Le lac Léman accueille à nouveau les dirigeants des sept grandes puissances économiques. Le retour à Évian n’est pas un hasard : c’est ici, en 2003, que le G8 avait symbolisé l’apogée d’un ordre mondial unipolaire, dominé par l’Occident. Depuis, les cartes ont été rebattues. Les chaînes d’approvisionnement se sont fragmentées. Les alliances se sont recomposées. Les frontières économiques se sont durcies.

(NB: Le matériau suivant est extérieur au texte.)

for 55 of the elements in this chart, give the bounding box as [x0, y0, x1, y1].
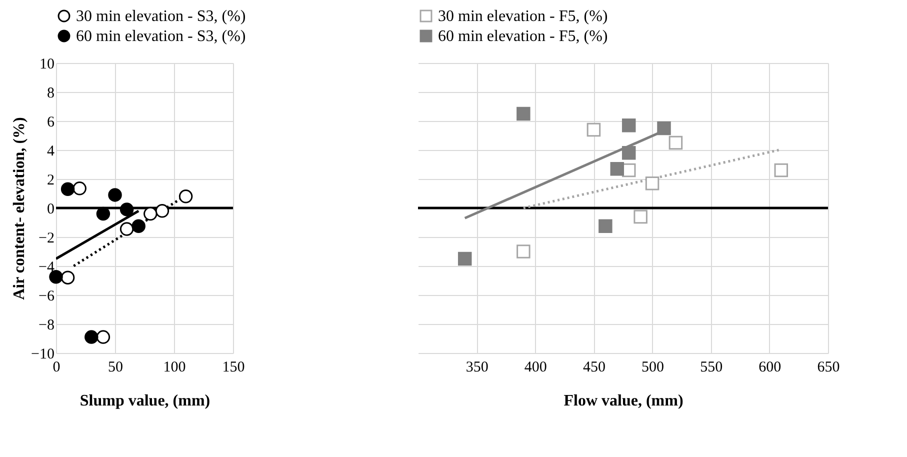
x-tick-label: 100 [163, 360, 186, 376]
y-tick-label: −8 [38, 318, 54, 334]
legend-label: 30 min elevation - S3, (%) [76, 8, 246, 25]
x-axis-title: Flow value, (mm) [564, 392, 684, 410]
y-tick-label: 10 [40, 56, 54, 72]
y-tick-label: −10 [31, 346, 54, 362]
point [458, 252, 472, 266]
x-tick-label: 500 [642, 360, 664, 376]
point [120, 202, 134, 216]
point [144, 206, 158, 221]
point [645, 176, 660, 190]
y-tick-label: 2 [47, 172, 54, 188]
y-axis-title: Air content- elevation, (%) [11, 117, 28, 300]
x-axis-title: Slump value, (mm) [80, 392, 210, 410]
point [622, 118, 636, 132]
point [178, 190, 193, 204]
point [72, 182, 86, 196]
x-tick-label: 400 [524, 360, 547, 376]
y-tick-label: −4 [38, 260, 55, 276]
point [108, 188, 122, 202]
y-tick-label: 8 [47, 86, 54, 102]
point [155, 204, 170, 218]
point [598, 219, 612, 233]
x-tick-label: 450 [582, 360, 606, 376]
point [49, 270, 63, 284]
point [516, 244, 530, 258]
legend-label: 30 min elevation - F5, (%) [438, 8, 608, 25]
point [96, 206, 110, 221]
point [516, 106, 530, 121]
legend-label: 60 min elevation - S3, (%) [76, 28, 246, 45]
point [774, 163, 788, 178]
point [622, 146, 636, 160]
point [120, 222, 134, 236]
point [610, 162, 624, 176]
point [60, 270, 75, 284]
point [668, 136, 683, 150]
point [60, 182, 75, 196]
x-tick-label: 650 [817, 360, 840, 376]
point [84, 330, 98, 344]
y-tick-label: 0 [47, 202, 54, 218]
x-tick-label: 600 [758, 360, 782, 376]
point [634, 210, 648, 224]
legend-label: 60 min elevation - F5, (%) [438, 28, 608, 45]
y-tick-label: −6 [38, 288, 55, 304]
point [132, 219, 146, 233]
x-tick-label: 50 [108, 360, 123, 376]
x-tick-label: 350 [466, 360, 488, 376]
point [586, 122, 601, 137]
point [657, 121, 671, 136]
y-tick-label: 6 [47, 114, 55, 130]
x-tick-label: 550 [700, 360, 723, 376]
point [96, 330, 110, 344]
y-tick-label: 4 [47, 144, 55, 160]
y-tick-label: −2 [38, 230, 54, 246]
x-tick-label: 150 [222, 360, 245, 376]
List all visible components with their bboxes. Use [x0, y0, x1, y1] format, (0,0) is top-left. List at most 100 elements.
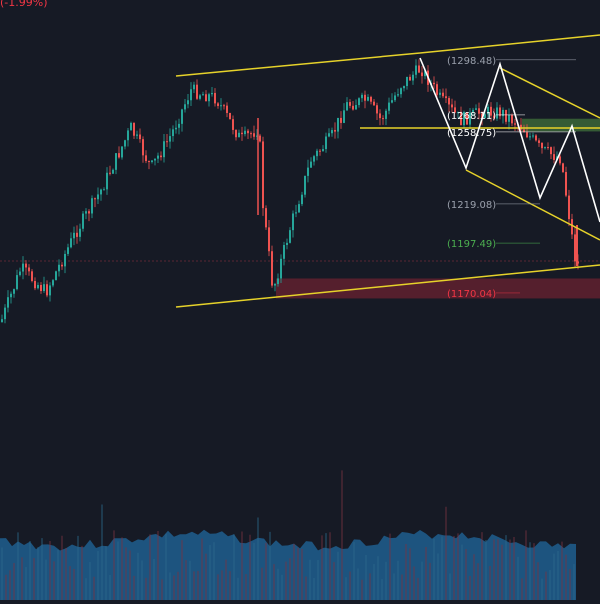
level-label: (1170.04)	[447, 289, 496, 300]
candle-body	[163, 141, 165, 158]
candle-body	[466, 112, 468, 125]
candle-body	[280, 258, 282, 279]
candle-body	[238, 132, 240, 138]
upper-trend-line-ext	[419, 34, 600, 54]
candle-body	[193, 84, 195, 90]
candle-body	[277, 278, 279, 284]
candle-body	[268, 227, 270, 252]
candle-body	[199, 95, 201, 99]
level-label: (1219.08)	[447, 200, 496, 211]
candle-body	[394, 95, 396, 101]
candle-body	[298, 204, 300, 213]
candle-body	[259, 135, 261, 142]
candle-body	[535, 135, 537, 141]
candle-body	[16, 275, 18, 290]
level-label: (1197.49)	[447, 239, 496, 250]
candle-body	[253, 133, 255, 137]
candle-body	[532, 135, 534, 137]
candle-body	[142, 139, 144, 156]
candle-body	[283, 245, 285, 259]
candle-body	[133, 122, 135, 136]
candle-body	[349, 102, 351, 106]
candle-body	[226, 105, 228, 113]
candle-body	[217, 103, 219, 106]
candle-body	[568, 195, 570, 220]
candle-body	[565, 172, 567, 196]
candle-body	[328, 133, 330, 137]
candle-body	[550, 147, 552, 155]
candle-body	[574, 234, 576, 262]
candle-body	[499, 107, 501, 117]
candle-body	[409, 76, 411, 81]
candle-body	[544, 147, 546, 149]
candle-body	[100, 189, 102, 195]
candle-body	[505, 109, 507, 122]
candle-body	[34, 280, 36, 289]
candle-body	[520, 124, 522, 130]
candle-body	[310, 161, 312, 168]
candle-body	[235, 129, 237, 138]
candle-body	[316, 150, 318, 157]
candle-body	[562, 163, 564, 173]
candle-body	[139, 134, 141, 140]
candle-body	[508, 115, 510, 122]
candle-body	[325, 136, 327, 150]
candle-body	[13, 289, 15, 294]
candle-body	[484, 114, 486, 119]
candle-body	[223, 105, 225, 107]
candle-body	[487, 106, 489, 115]
candle-body	[421, 72, 423, 77]
candle-body	[28, 267, 30, 272]
candle-body	[346, 102, 348, 111]
candle-body	[307, 167, 309, 176]
candle-body	[445, 96, 447, 99]
candle-body	[169, 136, 171, 142]
upper-trend-line	[175, 52, 421, 77]
candle-body	[400, 88, 402, 95]
candle-body	[46, 284, 48, 296]
candle-body	[367, 96, 369, 101]
candle-body	[145, 155, 147, 162]
candle-body	[436, 84, 438, 95]
candle-body	[211, 92, 213, 95]
candle-body	[262, 141, 264, 209]
candle-body	[391, 100, 393, 103]
candle-body	[184, 104, 186, 110]
candle-body	[433, 82, 435, 85]
candle-body	[442, 92, 444, 97]
candle-body	[457, 111, 459, 113]
candle-body	[49, 285, 51, 296]
candle-body	[64, 253, 66, 267]
candle-body	[172, 129, 174, 137]
price-change-label: (-1.99%)	[0, 0, 48, 9]
candle-body	[454, 107, 456, 113]
candle-body	[355, 105, 357, 110]
candle-body	[136, 134, 138, 136]
candle-body	[379, 113, 381, 119]
candle-body	[460, 111, 462, 126]
level-label: (1258.75)	[447, 128, 496, 139]
candle-body	[181, 109, 183, 124]
candle-body	[31, 271, 33, 281]
candle-body	[418, 65, 420, 73]
candle-body	[496, 107, 498, 119]
candle-body	[292, 213, 294, 231]
candle-body	[340, 117, 342, 123]
candle-body	[109, 172, 111, 174]
volume-area	[0, 529, 576, 600]
candle-body	[187, 100, 189, 105]
candle-body	[364, 94, 366, 101]
candle-body	[151, 160, 153, 163]
candle-body	[124, 140, 126, 147]
candle-body	[220, 105, 222, 107]
candle-body	[22, 263, 24, 272]
candle-body	[178, 123, 180, 128]
candle-body	[343, 110, 345, 123]
candle-body	[205, 94, 207, 102]
candle-body	[247, 130, 249, 134]
candle-body	[547, 147, 549, 149]
candle-body	[397, 94, 399, 96]
candle-body	[274, 283, 276, 286]
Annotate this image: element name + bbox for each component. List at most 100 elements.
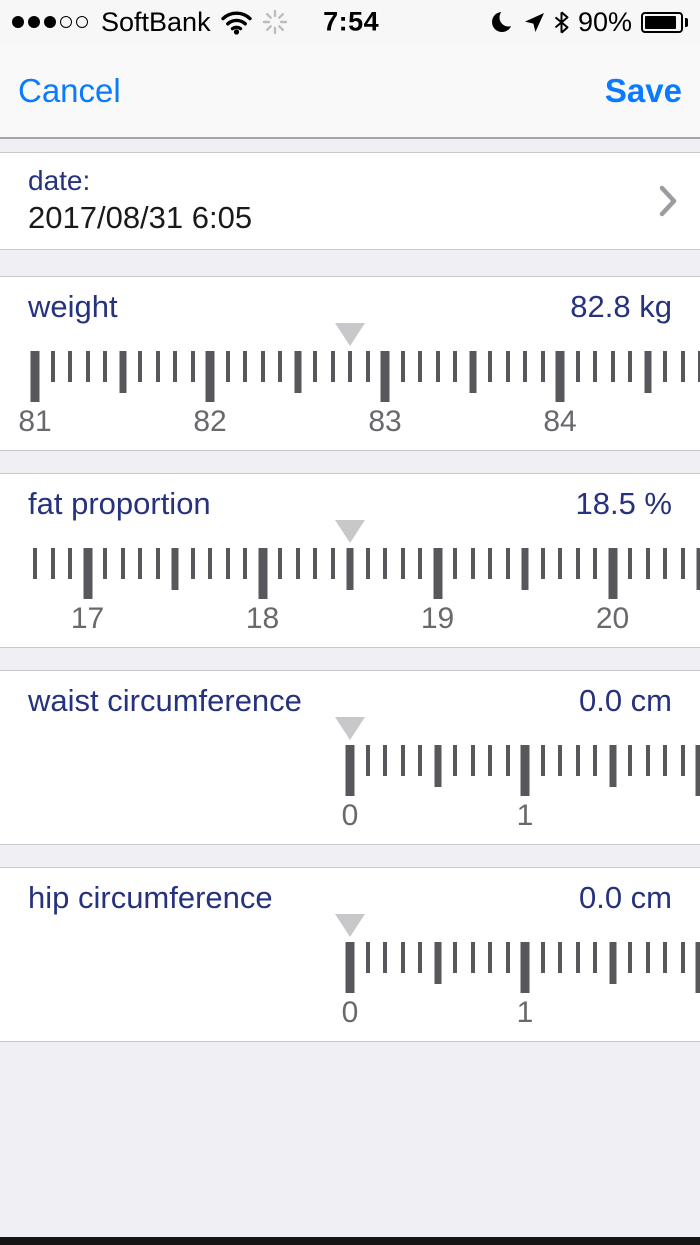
ruler-tick xyxy=(68,548,72,579)
weight-ruler-slider[interactable]: 81 82 83 84 xyxy=(0,323,700,450)
ruler-tick xyxy=(593,548,597,579)
ruler-tick xyxy=(433,548,442,599)
ruler-tick xyxy=(470,548,475,579)
ruler-tick xyxy=(50,351,55,382)
ruler-tick xyxy=(119,351,126,393)
ruler-tick xyxy=(593,745,597,776)
ruler-tick xyxy=(190,548,195,579)
activity-spinner-icon xyxy=(262,9,288,35)
ruler-tick xyxy=(208,548,212,579)
status-bar-left: SoftBank xyxy=(12,7,288,38)
ruler-tick xyxy=(30,351,40,402)
date-row-value: 2017/08/31 6:05 xyxy=(28,200,253,235)
ruler-tick xyxy=(609,745,616,787)
ruler-tick xyxy=(488,942,492,973)
ruler-number-label: 1 xyxy=(516,799,534,832)
ruler-tick xyxy=(663,942,667,973)
ruler-tick xyxy=(365,942,370,973)
ruler-number-label: 1 xyxy=(516,996,534,1029)
ruler-tick xyxy=(698,351,700,382)
ruler-tick xyxy=(330,548,335,579)
ruler-tick xyxy=(680,548,685,579)
ruler-tick xyxy=(680,745,685,776)
ruler-tick xyxy=(383,548,387,579)
ruler-tick xyxy=(400,351,405,382)
ruler-tick xyxy=(383,745,387,776)
ruler-tick xyxy=(609,942,616,984)
ruler-number-label: 81 xyxy=(18,405,52,438)
ruler-tick xyxy=(520,942,530,993)
ruler-tick xyxy=(540,745,545,776)
slider-pointer-icon xyxy=(335,914,365,937)
metric-label: weight xyxy=(28,289,118,324)
ruler-tick xyxy=(610,351,615,382)
do-not-disturb-moon-icon xyxy=(491,10,515,34)
ruler-tick xyxy=(400,745,405,776)
ruler-tick xyxy=(330,351,335,382)
ruler-tick xyxy=(645,548,650,579)
bluetooth-icon xyxy=(554,10,569,34)
ruler-tick xyxy=(418,351,422,382)
ruler-tick xyxy=(278,351,282,382)
metric-label: waist circumference xyxy=(28,683,302,718)
save-button[interactable]: Save xyxy=(604,71,682,109)
metric-value: 18.5 % xyxy=(575,486,672,521)
ruler-tick xyxy=(695,942,700,993)
ruler-tick xyxy=(628,745,632,776)
fat-proportion-ruler-slider[interactable]: 17 18 19 20 xyxy=(0,520,700,647)
ruler-tick xyxy=(260,351,265,382)
ruler-tick xyxy=(663,548,667,579)
ruler-tick xyxy=(540,548,545,579)
ruler-tick xyxy=(505,942,510,973)
ruler-tick xyxy=(645,942,650,973)
ruler-tick xyxy=(696,548,700,590)
ruler-tick xyxy=(663,745,667,776)
metric-value: 0.0 cm xyxy=(578,880,672,915)
ruler-tick xyxy=(505,351,510,382)
ruler-number-label: 17 xyxy=(70,602,105,635)
wifi-icon xyxy=(220,10,253,35)
battery-percent-label: 90% xyxy=(577,6,632,37)
ruler-tick xyxy=(85,351,90,382)
ruler-tick xyxy=(383,942,387,973)
ruler-tick xyxy=(505,745,510,776)
ruler-tick xyxy=(33,548,37,579)
carrier-label: SoftBank xyxy=(101,6,211,37)
ruler-tick xyxy=(348,351,352,382)
ruler-tick xyxy=(540,942,545,973)
cancel-button[interactable]: Cancel xyxy=(18,71,121,109)
date-row[interactable]: date: 2017/08/31 6:05 xyxy=(0,152,700,250)
ruler-tick xyxy=(575,351,580,382)
ruler-tick xyxy=(663,351,667,382)
ruler-tick xyxy=(418,745,422,776)
ruler-number-label: 83 xyxy=(368,405,402,438)
ruler-tick xyxy=(469,351,476,393)
ruler-tick xyxy=(278,548,282,579)
ruler-tick xyxy=(365,351,370,382)
ruler-tick xyxy=(575,745,580,776)
ruler-tick xyxy=(628,548,632,579)
metric-label: hip circumference xyxy=(28,880,273,915)
ruler-tick xyxy=(645,745,650,776)
ruler-tick xyxy=(294,351,301,393)
location-arrow-icon xyxy=(524,12,545,33)
slider-pointer-icon xyxy=(335,520,365,543)
ruler-tick xyxy=(558,942,562,973)
ruler-tick xyxy=(103,548,107,579)
metric-value: 0.0 cm xyxy=(578,683,672,718)
ruler-tick xyxy=(346,548,354,590)
metric-value: 82.8 kg xyxy=(570,289,672,324)
weight-section: weight 82.8 kg 81 82 83 84 xyxy=(0,276,700,451)
ruler-tick xyxy=(313,548,317,579)
ruler-tick xyxy=(50,548,55,579)
ruler-tick xyxy=(365,548,370,579)
ruler-tick xyxy=(380,351,390,402)
ruler-tick xyxy=(644,351,651,393)
ruler-tick xyxy=(435,351,440,382)
ruler-tick xyxy=(523,351,527,382)
ruler-tick xyxy=(400,548,405,579)
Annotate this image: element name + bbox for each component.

L’héritage de 2003 s’efface
Le sommet de 2024 s’ouvre dans un contexte de tensions accrues. Les sanctions contre la Russie, la guerre en Ukraine, la montée en puissance de la Chine et les crises énergétiques ont redessiné la carte des dépendances. Le multilatéralisme, déjà affaibli, peine à s’imposer face aux stratégies nationales.
Les observateurs soulignent une rupture nette avec l’ère de la mondialisation heureuse. Les délocalisations massives ont laissé place à des relocalisations stratégiques. Les États-Unis, l’Europe et la Chine rivalisent désormais pour sécuriser leurs approvisionnements en minerais critiques, en semi-conducteurs ou en terres rares. La souveraineté économique est devenue le nouveau mot d’ordre.
Souveraineté économique contre mondialisation
À Évian, les dirigeants devront trancher une question cruciale : faut-il reconstruire un système international fondé sur la coopération, ou accepter que la compétition l’emporte ? Les premières déclarations, encore prudentes, laissent entrevoir des positions divergentes. Certains plaident pour un retour à la table des négociations. D’autres brandissent la menace de nouvelles barrières commerciales.
Les experts s’interrogent sur l’efficacité d’un G7 réduit à sept membres, face à l’émergence de nouveaux forums comme les BRICS. La capacité de ce groupe à peser sur les grands enjeux globaux — climat, sécurité alimentaire, transition énergétique — semble désormais limitée. Les promesses de 2003, comme celle d’un développement partagé, apparaissent lointaines.
Pour les Européens, la réunion d’Évian est aussi l’occasion de réaffirmer leur place dans un monde où leur influence décline. La crise ukrainienne a montré leurs divisions. La dépendance énergétique vis-à-vis de Moscou a révélé leurs faiblesses. La question de leur autonomie stratégique reste entière.
Un G7 encore utile ou déjà dépassé
Conclusion : Le sommet d’Évian pourrait bien marquer la fin d’une époque. Celle où les grandes puissances croyaient encore à un monde sans frontières. Celle où la prospérité semblait accessible à tous. Aujourd’hui, la réalité est tout autre : un monde fragmenté, où chaque bloc cherche à se protéger, coûte que coûte.